Golf course in Ahmadabad, Gujarat, India

Kalhaar Blues & Greens Golf Club is a golf course located in the city of Ahmadabad in the Indian state of Gujarat. It was designed by Jack Nicklaus’s firm, Nicklaus Design. The construction began in 2012, and the course quickly gained recognition as one of the golfing destinations in the country. In 2015, it was named India’s Best Golf Course by multiple national and international golf bodies. Built to United States Golf Association (USGA) standards, the course features a challenging layout with 14 water bodies and holds the distinction of being India’s longest golf course from the championship tees. It has also hosted major professional tournaments, including the PGTI Ahmedabad Masters.

== History ==
The golf course was designed by Jack Nicklaus's company Nicklaus Design. Construction began in 2012. It is one of India's most famous golf courses and was rated as India's Best Golf Course of 2015 by World Golf Awards and India Golf Awards.

== Design ==
The golf course is spread over 175 acres and plays up to 7,425 yards from the championship tees, making it India's longest golf course. The club was developed by the Navratna Group, Ahmedabad. It was designed to comply with United States Golf Association (USGA) specifications. The golf course layout has unique challenges and aesthetics including sand, beach bunkers and 14 water bodies covering over 35 acres.

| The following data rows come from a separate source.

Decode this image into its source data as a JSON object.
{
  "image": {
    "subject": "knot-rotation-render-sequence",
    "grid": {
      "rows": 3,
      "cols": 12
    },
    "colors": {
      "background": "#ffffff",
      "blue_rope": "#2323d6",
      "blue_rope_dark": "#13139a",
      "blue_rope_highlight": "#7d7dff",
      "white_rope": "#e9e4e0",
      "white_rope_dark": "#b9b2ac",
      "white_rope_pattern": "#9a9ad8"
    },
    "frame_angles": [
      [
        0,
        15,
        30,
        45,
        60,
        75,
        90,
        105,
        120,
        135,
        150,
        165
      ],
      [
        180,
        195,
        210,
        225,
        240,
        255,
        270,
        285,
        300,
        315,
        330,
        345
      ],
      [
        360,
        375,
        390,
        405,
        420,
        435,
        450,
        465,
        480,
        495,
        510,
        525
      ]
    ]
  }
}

The course has a scenic island green on the seventh hole 7 (174 yards, par 3) that covers over 35 acres. In addition to this, the seventh has a slope rating of 76.8 and 142 meaning that a scratch golfer can play 4.8 over the course (76.8-72) from the back tees.

In April 2015, the club hosted the PGTI Ahmedabad Masters 2015, the first tournament of the super series launched by PGTI on the lines of the USPGA’s FedEx Cup and European tours race to Dubai.